At that price, the Suburban and Tahoe should at least have cooled front seats and adaptive cruise control, if not GM’s innovative Super Cruise for hands-free and pedal-free highway driving, reserved at the moment for the Cadillac brand.
Chevy PR says ACC (not Super Cruise) is available on Suburban and Tahoe but not on the Z71 because those customers are more interested in off-roading. Plus, the Z71’s fascia (pictured below) is designed to accommodate a steep approach angle, which means there isn’t room for the necessary long-range radar sensor.
That claim is hard to swallow, given the plethora of small and midsize cars priced under $30,000 that manage to find room up front for radar sensors to enable ACC.
While we’re complaining, the fit-and-finish in our early salable model was generally good, except for the large, unsightly gap at the base of that center console that slides, controlled electronically by a switch in the overhead console, from between the front seats rearward for access to second-row passengers.
Also, we’ve grumbled about this for years to no avail: The third row has seatbelts for three occupants but head restraints only for the two outboard passengers (pictured below). In a rear-end collision, a middle occupant’s head would snap back dangerously.

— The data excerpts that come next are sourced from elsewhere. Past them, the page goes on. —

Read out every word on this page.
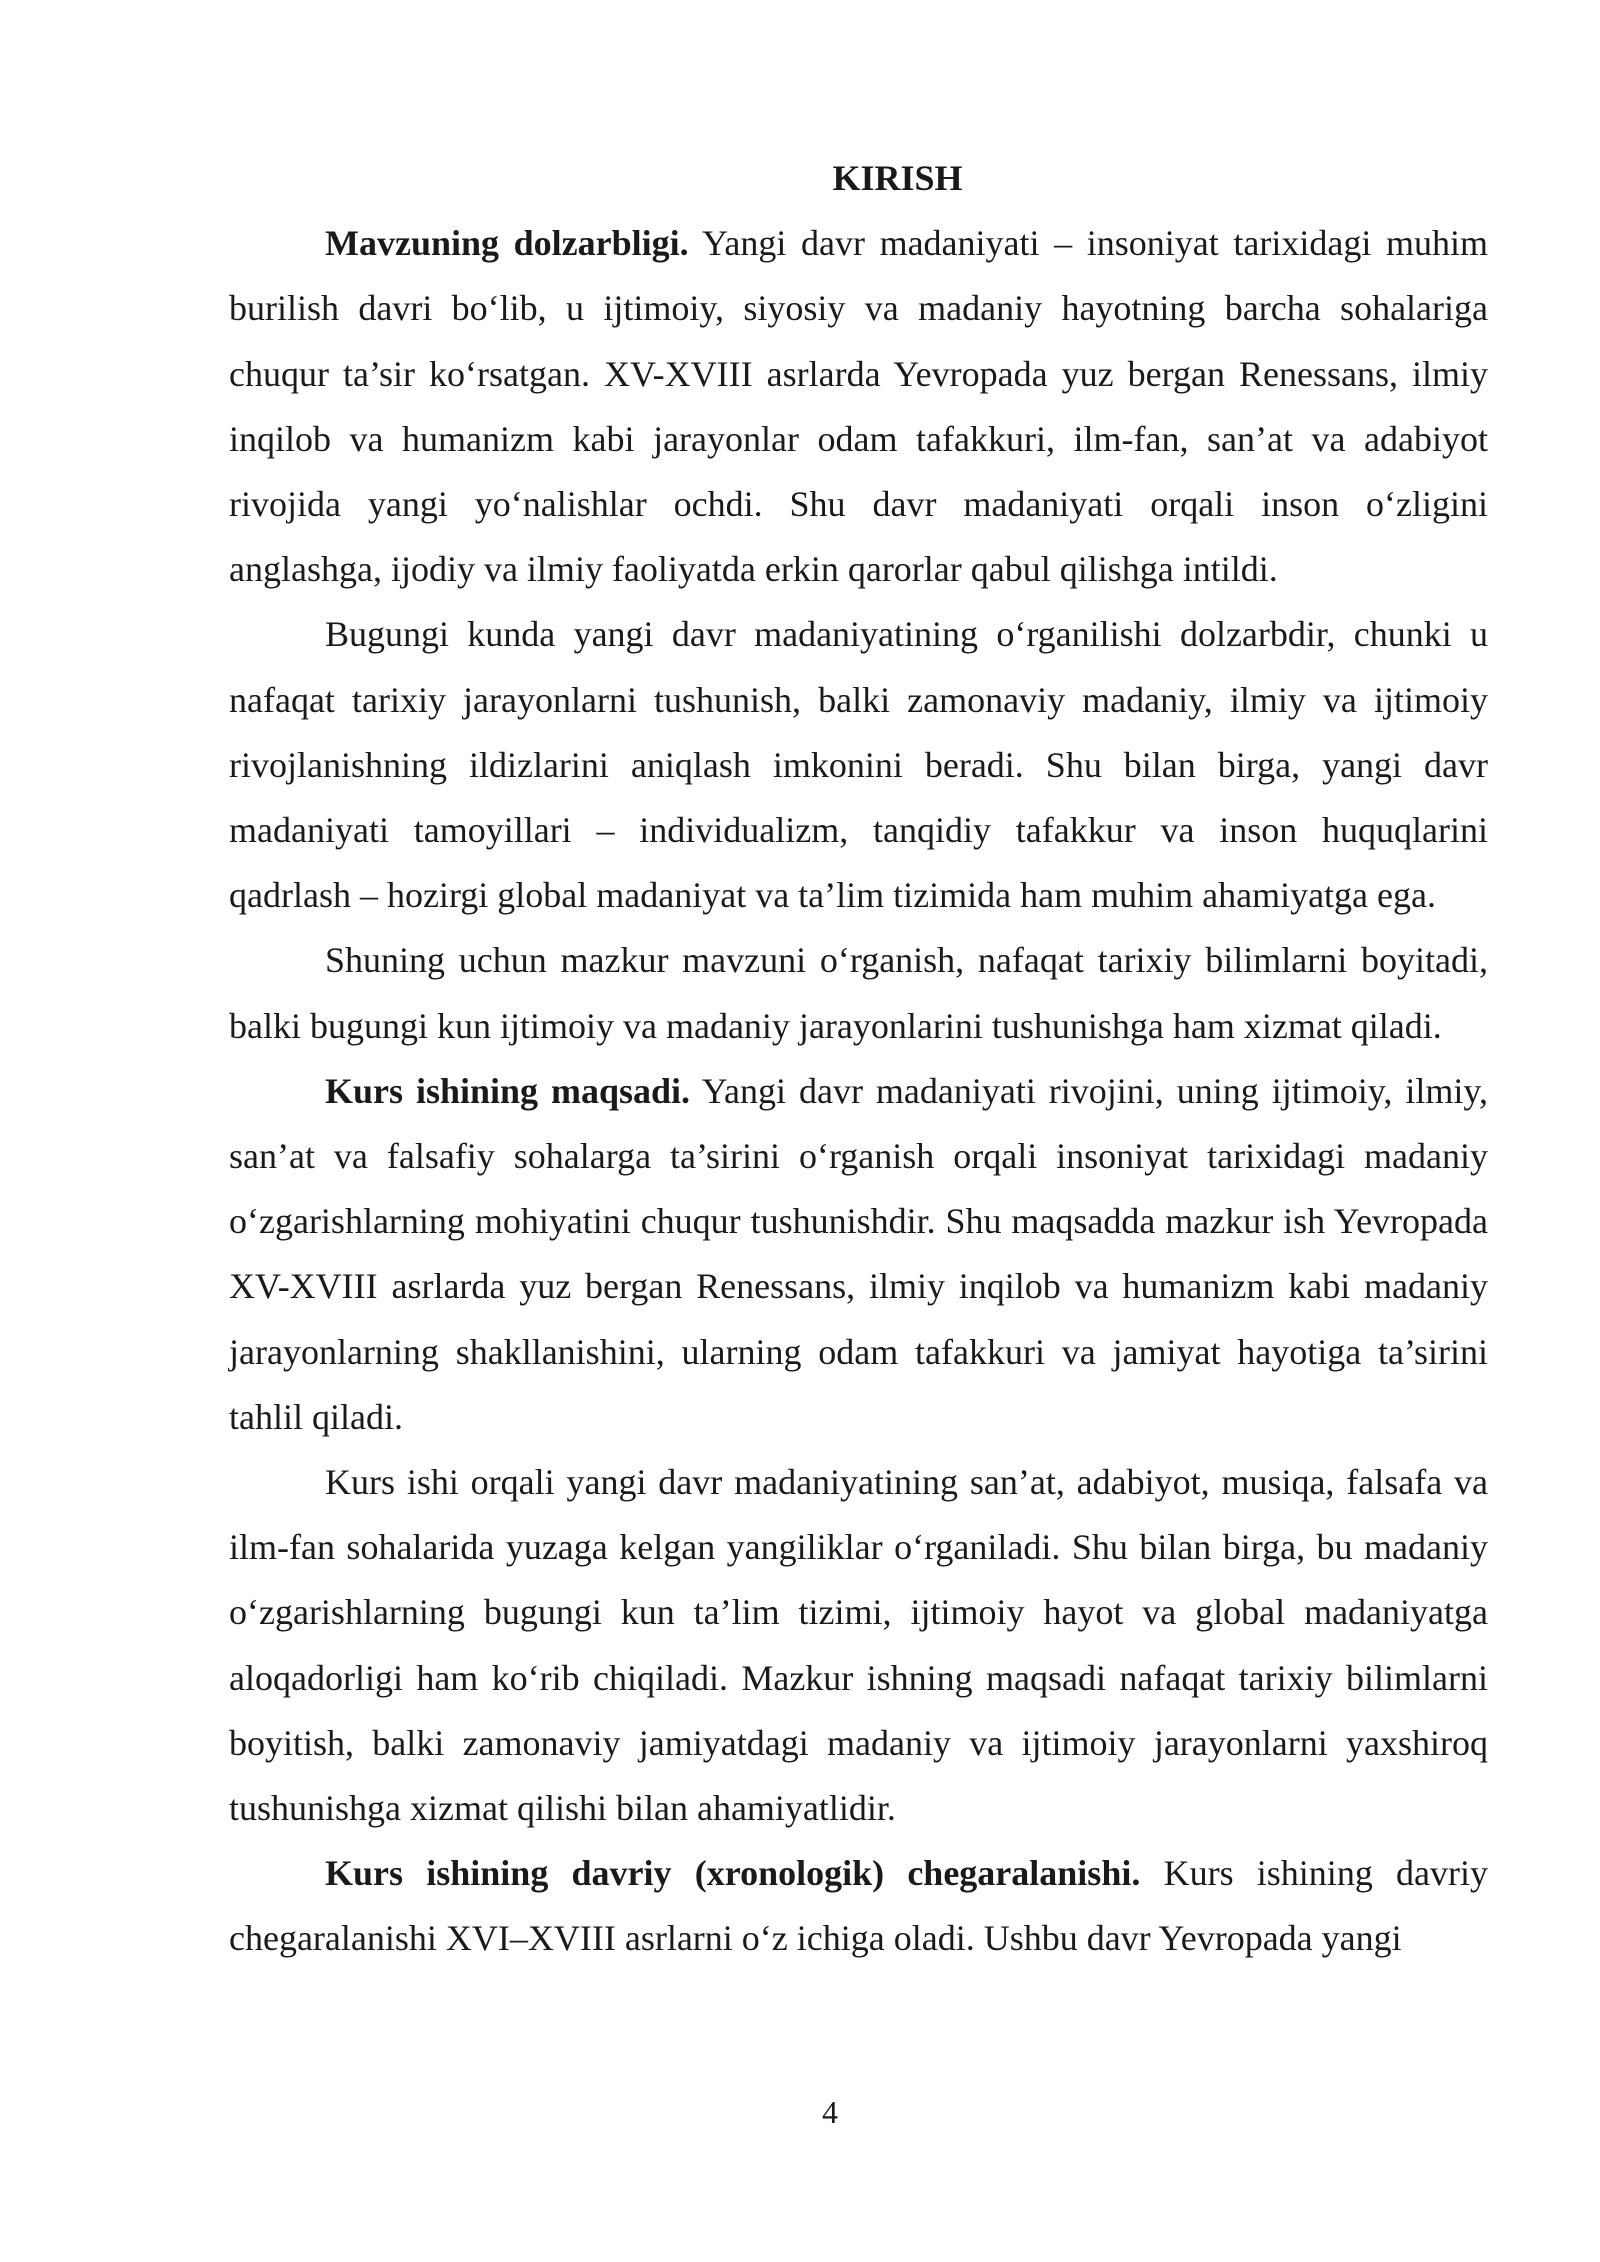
KIRISH

Mavzuning dolzarbligi. Yangi davr madaniyati – insoniyat tarixidagi muhim burilish davri bo‘lib, u ijtimoiy, siyosiy va madaniy hayotning barcha sohalariga chuqur ta’sir ko‘rsatgan. XV-XVIII asrlarda Yevropada yuz bergan Renessans, ilmiy inqilob va humanizm kabi jarayonlar odam tafakkuri, ilm-fan, san’at va adabiyot rivojida yangi yo‘nalishlar ochdi. Shu davr madaniyati orqali inson o‘zligini anglashga, ijodiy va ilmiy faoliyatda erkin qarorlar qabul qilishga intildi.

Bugungi kunda yangi davr madaniyatining o‘rganilishi dolzarbdir, chunki u nafaqat tarixiy jarayonlarni tushunish, balki zamonaviy madaniy, ilmiy va ijtimoiy rivojlanishning ildizlarini aniqlash imkonini beradi. Shu bilan birga, yangi davr madaniyati tamoyillari – individualizm, tanqidiy tafakkur va inson huquqlarini qadrlash – hozirgi global madaniyat va ta’lim tizimida ham muhim ahamiyatga ega.

Shuning uchun mazkur mavzuni o‘rganish, nafaqat tarixiy bilimlarni boyitadi, balki bugungi kun ijtimoiy va madaniy jarayonlarini tushunishga ham xizmat qiladi.

Kurs ishining maqsadi. Yangi davr madaniyati rivojini, uning ijtimoiy, ilmiy, san’at va falsafiy sohalarga ta’sirini o‘rganish orqali insoniyat tarixidagi madaniy o‘zgarishlarning mohiyatini chuqur tushunishdir. Shu maqsadda mazkur ish Yevropada XV-XVIII asrlarda yuz bergan Renessans, ilmiy inqilob va humanizm kabi madaniy jarayonlarning shakllanishini, ularning odam tafakkuri va jamiyat hayotiga ta’sirini tahlil qiladi.

Kurs ishi orqali yangi davr madaniyatining san’at, adabiyot, musiqa, falsafa va ilm-fan sohalarida yuzaga kelgan yangiliklar o‘rganiladi. Shu bilan birga, bu madaniy o‘zgarishlarning bugungi kun ta’lim tizimi, ijtimoiy hayot va global madaniyatga aloqadorligi ham ko‘rib chiqiladi. Mazkur ishning maqsadi nafaqat tarixiy bilimlarni boyitish, balki zamonaviy jamiyatdagi madaniy va ijtimoiy jarayonlarni yaxshiroq tushunishga xizmat qilishi bilan ahamiyatlidir.

Kurs ishining davriy (xronologik) chegaralanishi. Kurs ishining davriy chegaralanishi XVI–XVIII asrlarni o‘z ichiga oladi. Ushbu davr Yevropada yangi

4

GM designers say federal safety codes do not require head restraints for every middle seating position, although most other brands provide them.
On the powertrain front, GM offers three stellar engines: the 355-hp 5.3L and 420-hp 6.2L small-block pushrod gasoline V-8s and the 277-hp 3.0L Duramax DOHC diesel I-6, a 2020 Wards 10 Best Engines & Propulsion Systems winner as tested in the GMC Sierra 1500 pickup. The large trucks and fullsize SUVs share GM’s body-on-frame architecture.

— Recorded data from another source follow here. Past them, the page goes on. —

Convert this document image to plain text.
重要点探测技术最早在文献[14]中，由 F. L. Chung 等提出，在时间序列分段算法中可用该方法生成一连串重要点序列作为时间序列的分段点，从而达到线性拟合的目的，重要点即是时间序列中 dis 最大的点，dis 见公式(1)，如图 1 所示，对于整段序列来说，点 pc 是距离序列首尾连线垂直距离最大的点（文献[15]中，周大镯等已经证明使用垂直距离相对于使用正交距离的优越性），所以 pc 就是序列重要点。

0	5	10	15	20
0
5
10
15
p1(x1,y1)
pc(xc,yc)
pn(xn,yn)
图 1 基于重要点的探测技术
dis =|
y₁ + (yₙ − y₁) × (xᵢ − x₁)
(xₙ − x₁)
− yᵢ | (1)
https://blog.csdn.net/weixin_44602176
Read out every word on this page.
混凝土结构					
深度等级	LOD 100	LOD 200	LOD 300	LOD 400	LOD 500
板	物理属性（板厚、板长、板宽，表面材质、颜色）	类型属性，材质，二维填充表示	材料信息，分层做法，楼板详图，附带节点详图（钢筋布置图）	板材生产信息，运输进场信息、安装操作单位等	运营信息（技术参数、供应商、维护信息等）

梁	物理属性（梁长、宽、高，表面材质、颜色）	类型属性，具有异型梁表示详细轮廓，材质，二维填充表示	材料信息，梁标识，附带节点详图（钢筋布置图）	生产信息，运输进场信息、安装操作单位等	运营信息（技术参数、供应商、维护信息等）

Both the 5.3L and 6.2L V-8s come standard with Dynamic Fuel Management, a sophisticated cylinder-deactivation system that functions seamlessly and saves fuel. The 6.2L is directly related to the LT2 V-8 placed behind the driver in the all-new Chevrolet Corvette Stingray, also a 2020 Wards 10 Best Engines & Propulsion Systems winner.
Our Z71 tester comes equipped with the 5.3L, which feels more than capable of propelling this beast on the highway or through the suburbs, aided by a smooth-shifting 10-speed automatic transmission and auto stop/start to improve fuel efficiency.

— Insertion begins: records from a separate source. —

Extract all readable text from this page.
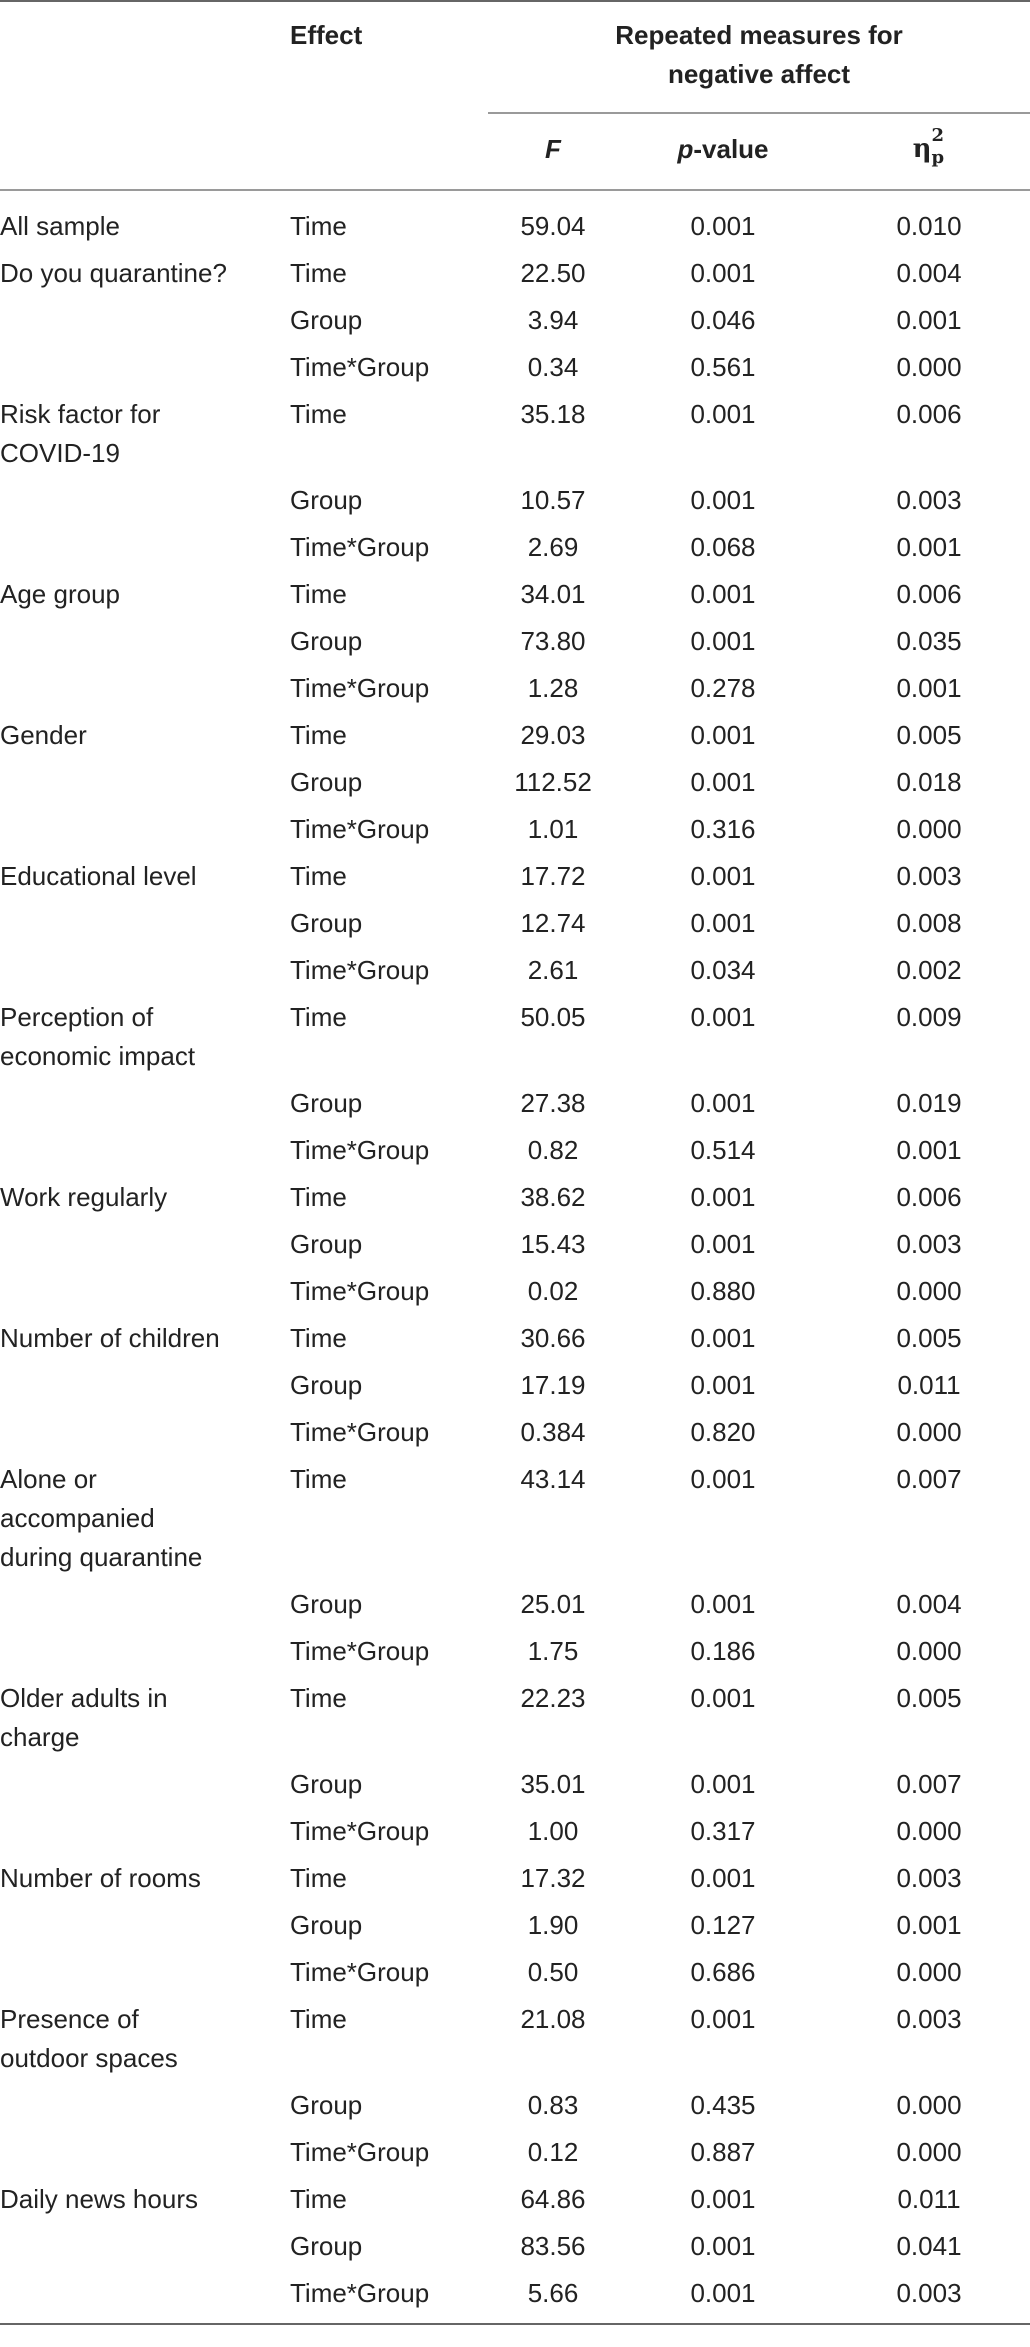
	Effect	Repeated measures for
negative affect		

		F	p-value	η 2
p

All sample	Time	59.04	0.001	0.010

Do you quarantine?	Time	22.50	0.001	0.004
	Group	3.94	0.046	0.001
	Time*Group	0.34	0.561	0.000

Risk factor for
COVID-19	Time	35.18	0.001	0.006
	Group	10.57	0.001	0.003
	Time*Group	2.69	0.068	0.001

Age group	Time	34.01	0.001	0.006
	Group	73.80	0.001	0.035
	Time*Group	1.28	0.278	0.001

Gender	Time	29.03	0.001	0.005
	Group	112.52	0.001	0.018
	Time*Group	1.01	0.316	0.000

Educational level	Time	17.72	0.001	0.003
	Group	12.74	0.001	0.008
	Time*Group	2.61	0.034	0.002

Perception of
economic impact	Time	50.05	0.001	0.009
	Group	27.38	0.001	0.019
	Time*Group	0.82	0.514	0.001

Work regularly	Time	38.62	0.001	0.006
	Group	15.43	0.001	0.003
	Time*Group	0.02	0.880	0.000

Number of children	Time	30.66	0.001	0.005
	Group	17.19	0.001	0.011
	Time*Group	0.384	0.820	0.000

Alone or
accompanied
during quarantine	Time	43.14	0.001	0.007
	Group	25.01	0.001	0.004
	Time*Group	1.75	0.186	0.000

Older adults in
charge	Time	22.23	0.001	0.005
	Group	35.01	0.001	0.007
	Time*Group	1.00	0.317	0.000

Number of rooms	Time	17.32	0.001	0.003
	Group	1.90	0.127	0.001
	Time*Group	0.50	0.686	0.000

Presence of
outdoor spaces	Time	21.08	0.001	0.003
	Group	0.83	0.435	0.000
	Time*Group	0.12	0.887	0.000

Daily news hours	Time	64.86	0.001	0.011
	Group	83.56	0.001	0.041
	Time*Group	5.66	0.001	0.003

Product planners expect up to 12% of Suburban and Tahoe buyers to choose the diesel (with production starting in November). Up to 20% of customers will choose the 6.2L and the rest are expected to pick the 5.3L V-8.
Both the Tahoe and Suburban are available in six trim levels, from LS (with starting price of $49,000 in Tahoe and $51,700 in Suburban) to High Country (starting at $69,600 in Tahoe and $72,300 in Suburban).
The most expensive option on our Suburban is the $5,735 Z71 off-road package, which includes magnetic ride control and an adaptive air suspension that contributes mightily to a smooth ride. Other options on our tester are the $2,820 Luxury package with second-row heated seats and third-row power folding seats, as well as the $2,490 Rear Media and Navigation package, which includes a 10.2-in. (25.4-cm) touchscreen and wireless Android Auto and Apple CarPlay.
The retooled plant in Arlington, TX, is working three shifts a day, six days a week and launched the Tahoe first, in June, followed by the Suburban (pictured below), which is arriving now in showrooms.